Without doubt, the nation is better off in the short term because leadership and cooperation triumphed over defiance and obstinacy. But if we find ourselves back in this same crisis when — or if — the debt ceiling needs to be raised again in 2013, that can only be ascribed to a failure of leadership and cooperation.

We know well that the issues remaining to be solved are not easy ones. The controversy over a balanced-budget amendment alone has raged since 1936. Taxation and revenues need a deeper national discussion. Medicare and Medicaid spending aren't just entitlements; they are literal lifelines to health care for millions of Americans, just as Social Security is a critical supplement to American workers' retirement incomes.

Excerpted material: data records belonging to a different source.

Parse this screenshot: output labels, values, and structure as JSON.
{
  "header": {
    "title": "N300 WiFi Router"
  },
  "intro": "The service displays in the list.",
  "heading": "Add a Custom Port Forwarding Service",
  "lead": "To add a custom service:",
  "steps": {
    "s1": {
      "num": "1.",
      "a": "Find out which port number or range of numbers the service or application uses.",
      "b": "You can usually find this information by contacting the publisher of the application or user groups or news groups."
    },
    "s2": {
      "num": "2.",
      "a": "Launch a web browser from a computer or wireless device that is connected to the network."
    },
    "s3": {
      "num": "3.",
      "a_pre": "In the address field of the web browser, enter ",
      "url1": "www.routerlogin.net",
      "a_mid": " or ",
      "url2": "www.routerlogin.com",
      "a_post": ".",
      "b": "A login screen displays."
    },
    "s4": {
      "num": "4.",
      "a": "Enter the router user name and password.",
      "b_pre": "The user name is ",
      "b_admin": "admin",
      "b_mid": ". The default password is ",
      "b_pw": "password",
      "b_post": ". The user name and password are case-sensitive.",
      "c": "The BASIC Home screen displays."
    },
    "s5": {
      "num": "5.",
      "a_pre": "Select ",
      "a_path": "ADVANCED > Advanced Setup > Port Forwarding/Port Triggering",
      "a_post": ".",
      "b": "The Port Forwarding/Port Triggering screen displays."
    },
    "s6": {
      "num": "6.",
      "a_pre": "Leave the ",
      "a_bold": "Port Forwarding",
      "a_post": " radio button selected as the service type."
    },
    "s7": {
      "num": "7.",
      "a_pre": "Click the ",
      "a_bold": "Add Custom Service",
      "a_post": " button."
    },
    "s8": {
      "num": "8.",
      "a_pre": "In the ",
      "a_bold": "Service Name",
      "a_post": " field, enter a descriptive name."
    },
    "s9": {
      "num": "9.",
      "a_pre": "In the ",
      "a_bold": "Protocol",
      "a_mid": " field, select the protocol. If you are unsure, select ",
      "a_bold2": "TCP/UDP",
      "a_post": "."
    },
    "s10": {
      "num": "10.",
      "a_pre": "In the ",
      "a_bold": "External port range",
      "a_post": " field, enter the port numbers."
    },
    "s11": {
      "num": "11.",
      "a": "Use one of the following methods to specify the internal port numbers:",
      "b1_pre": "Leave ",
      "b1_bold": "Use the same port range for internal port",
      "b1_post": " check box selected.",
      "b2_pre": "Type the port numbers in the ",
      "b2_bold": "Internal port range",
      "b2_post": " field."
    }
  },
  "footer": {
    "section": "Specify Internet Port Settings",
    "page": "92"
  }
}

That's all the more reason that finding the right spending balance on these and other national priorities ought not, indeed cannot, be done in a crisis atmosphere. They require reasoned study and exhaustive debate. If the president and congressional leaders are seriously interested in solving these problems, they will not let the study and debate end with this deal, or even at the other stages in the process it outlines, to be revisited again only when the next crisis comes around.

And national leaders from the suburbs and Illinois are positioned to play a pivotal role in making sure the work gets done properly. Wheaton Republican U.S. Rep. Peter Roskam, chief deputy whip of the House, and Springfield Democrat U.S. Sen. Dick Durbin, the No. 2 ranking member of the Senate, figured prominently in the negotiations that resulted in a solution.

The challenge for them, like the rest of the Illinois delegation and indeed all of Congress, is to set in motion now the forces that address the one issue that all sides agree is paramount in U.S. budgetary policy — how the nation balances its spending priorities against its revenues. And it bears pointing out that, just as compromise was critical to preventing economic disaster this week, cooperation and concession will be required to produce a lasting solution.

In the true nature of compromise, everyone can find something to complain about in the debt ceiling bill, and likely no long-term solution can be crafted to please every interest. But a long-term solution must be found, and the real test of this short-term patch will be whether it is found within the next two years or within a two-week window in March of 2013.